In an alternative embodiment, the code clustering module 320 is specifically configured to: selecting at least one code from the codes to be detected as a set center code, and taking the codes except the set center code in the codes to be detected as non-set center codes; based on the code similarity detection result, determining the similarity between each non-set center code and the set center code to obtain the distance center similarity; and clustering the set center codes and the non-set center codes based on the similarity of the distance centers to obtain the type code set.
In an alternative embodiment, the code clustering module 320 includes: a type code set determining unit configured to: respectively determining code sets corresponding to the central codes of each set to obtain at least one initial code set; and comparing the similarity between the non-set center codes and the distance center of the set center codes for each non-set center code, and adding the non-set center codes into the initial code set according to the comparison result to obtain the type code set.
In an alternative embodiment, the code similarity detection module 310 is specifically configured to: vector conversion is carried out on each code to be detected, and an object code vector is obtained; and calculating Euclidean distance between every two target code vectors, and determining the code similarity detection result according to the Euclidean distance.
In an alternative embodiment, the code quality detection apparatus further includes: a type code set adjustment module for: taking each non-set center code in the type code set as a candidate center code; determining the similarity between the candidate center code and other non-set center codes in the type code set to obtain a similarity value in a candidate group; and adjusting the set center code of the type code set according to the similarity value in the candidate group.

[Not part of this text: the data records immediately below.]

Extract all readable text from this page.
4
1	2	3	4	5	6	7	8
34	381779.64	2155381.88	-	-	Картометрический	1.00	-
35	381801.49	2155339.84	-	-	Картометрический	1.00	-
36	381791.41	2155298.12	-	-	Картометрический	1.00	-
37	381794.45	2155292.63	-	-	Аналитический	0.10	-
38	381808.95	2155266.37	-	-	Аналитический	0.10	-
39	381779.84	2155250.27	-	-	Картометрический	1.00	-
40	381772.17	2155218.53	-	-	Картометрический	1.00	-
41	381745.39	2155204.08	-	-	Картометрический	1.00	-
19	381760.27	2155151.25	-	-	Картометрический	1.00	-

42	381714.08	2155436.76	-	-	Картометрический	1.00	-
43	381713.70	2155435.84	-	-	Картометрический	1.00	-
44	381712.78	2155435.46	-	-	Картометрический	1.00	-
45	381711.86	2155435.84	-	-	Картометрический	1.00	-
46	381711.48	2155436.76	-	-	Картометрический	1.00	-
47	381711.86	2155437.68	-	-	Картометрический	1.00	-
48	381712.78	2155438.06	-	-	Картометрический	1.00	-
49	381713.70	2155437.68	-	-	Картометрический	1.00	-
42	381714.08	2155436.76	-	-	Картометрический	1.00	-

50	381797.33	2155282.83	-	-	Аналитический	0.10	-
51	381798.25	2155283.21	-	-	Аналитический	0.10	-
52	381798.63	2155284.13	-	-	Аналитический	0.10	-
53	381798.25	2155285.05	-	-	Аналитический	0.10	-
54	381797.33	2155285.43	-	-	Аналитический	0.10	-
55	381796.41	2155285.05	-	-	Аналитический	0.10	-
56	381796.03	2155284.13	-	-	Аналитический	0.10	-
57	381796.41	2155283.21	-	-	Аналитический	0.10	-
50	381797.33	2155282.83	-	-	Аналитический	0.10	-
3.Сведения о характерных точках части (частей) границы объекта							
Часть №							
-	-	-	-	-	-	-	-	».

In an alternative embodiment, the type code set adjustment module includes: a set center code adjustment unit configured to: determining the similarity between the set center codes and the non-set center codes in the type code set to obtain similarity values in the current group; and taking the candidate center code as the set center code of the type code set under the condition that the similarity value in the candidate group is larger than the similarity value in the current group.
In an alternative embodiment, the code quality detection apparatus further includes: a reference type code determining module for: before comparing the codes to be detected in the type code set with preset reference type codes, determining the similarity between the set center code and each preset reference code in a preset code quality database to obtain type similarity; and determining a preset reference type code corresponding to the type code set from the preset reference codes based on the type similarity.
The code quality detection device provided by the embodiment of the invention can execute the code quality detection method provided by any embodiment of the invention, and has the corresponding functional modules and beneficial effects of the execution method.
Fig. 4 is a schematic structural diagram of a computer device according to an embodiment of the present invention. Fig. 4 illustrates a block diagram of an exemplary computer device 12 suitable for use in implementing embodiments of the present invention. The computer device 12 shown in fig. 4 is merely an example and should not be construed as limiting the functionality and scope of use of embodiments of the present invention. The computer device 12 may be any terminal device with computing power and may be configured in a code quality detection device.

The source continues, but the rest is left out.